Part 2, how people maintain - the work required by software - code as artifact, code as organism - observation 1 - “most computer programmers begin their careers doing software maintenance, and many never do anything but” -Nathan Ensmenger - large open-source projects tend to become modular as they grow, because of cost of maintenance coupled with lack of motivation to maintain - observation 2 - software never dies after finding its set of users - because someone will continue using it no matter how much time passed - COBOL is still out there. Banks don't want to change it due to technical risks - lots of issues with having to maintain out-of-date software - Javascript - ECMAscript - browser compatibility headaches, frequent breakages - Neal Stephenson: - “(Unix is) not so much a product as it is a painstakingly compiled oral history of the hacker subculture. It is our Gilgamesh epic . . . Unix is known, loved, and understood by so many hackers that it can be re-created from scratch whenever someone needs it” - Code is not a product to be bought so much as a living form of knowledge - reminds me Marc Andreessen's remark about software's economic moat.

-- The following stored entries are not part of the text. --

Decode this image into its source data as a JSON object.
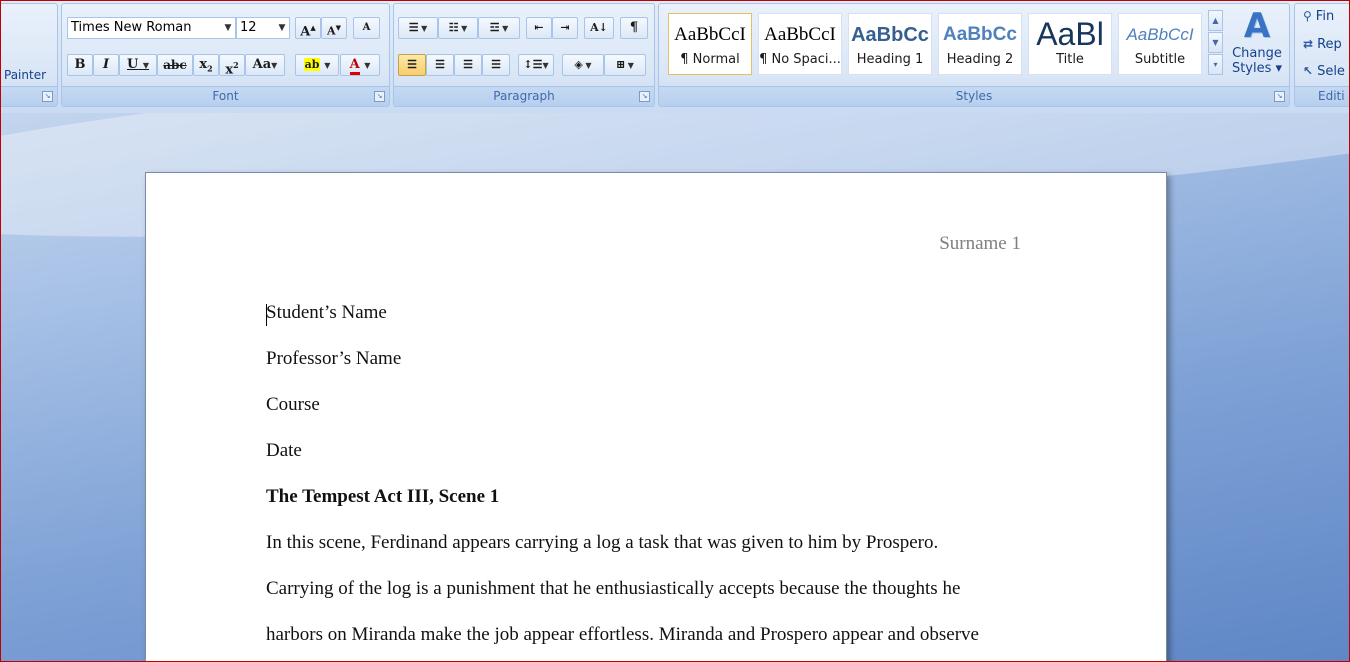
{
  "ribbon": {
    "clipboard": {
      "painter_label": "Painter"
    },
    "font": {
      "group_label": "Font",
      "font_name": "Times New Roman",
      "font_size": "12",
      "grow": "A",
      "shrink": "A",
      "clear": "A",
      "bold": "B",
      "italic": "I",
      "underline": "U",
      "strike": "abc",
      "subscript": "x",
      "superscript": "x",
      "change_case": "Aa",
      "highlight": "ab",
      "font_color": "A"
    },
    "paragraph": {
      "group_label": "Paragraph",
      "pilcrow": "¶",
      "sort": "A↓"
    },
    "styles": {
      "group_label": "Styles",
      "tiles": [
        {
          "sample": "AaBbCcI",
          "name": "¶ Normal"
        },
        {
          "sample": "AaBbCcI",
          "name": "¶ No Spaci..."
        },
        {
          "sample": "AaBbCc",
          "name": "Heading 1"
        },
        {
          "sample": "AaBbCc",
          "name": "Heading 2"
        },
        {
          "sample": "AaBl",
          "name": "Title"
        },
        {
          "sample": "AaBbCcI",
          "name": "Subtitle"
        }
      ],
      "change_styles_icon": "A",
      "change_styles_line1": "Change",
      "change_styles_line2": "Styles ▾"
    },
    "editing": {
      "group_label": "Editi",
      "find": "Fin",
      "replace": "Rep",
      "select": "Sele"
    }
  },
  "document": {
    "header": "Surname 1",
    "lines": [
      "Student’s Name",
      "Professor’s Name",
      "Course",
      "Date",
      "The Tempest Act III, Scene 1",
      "In this scene, Ferdinand appears carrying a log a task that was given to him by Prospero.",
      "Carrying of the log is a punishment that he enthusiastically accepts because the thoughts he",
      "harbors on Miranda make the job appear effortless. Miranda and Prospero appear and observe"
    ]
  }
}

It starts developing, and with each bug fix it becomes more stable and collects a wisdom. It has wonderful economic properties that can be copied infinitely with zero cost. Hence software eating the world. - open-source is "free as in speech, not free as in beer" –Richard Stallmann - open-source is "free as in puppy" –Jacob Thornton of Bootstrap

  • The hidden cost of software
    • 3 types of cost
      • creation
      • distribution
      • maintenance

    - My idea: Current LLM coding helps with creation and maintenance cost somehow. But as developer might not understand creation part too well, it makes maintenance harder too. Complicated relationship.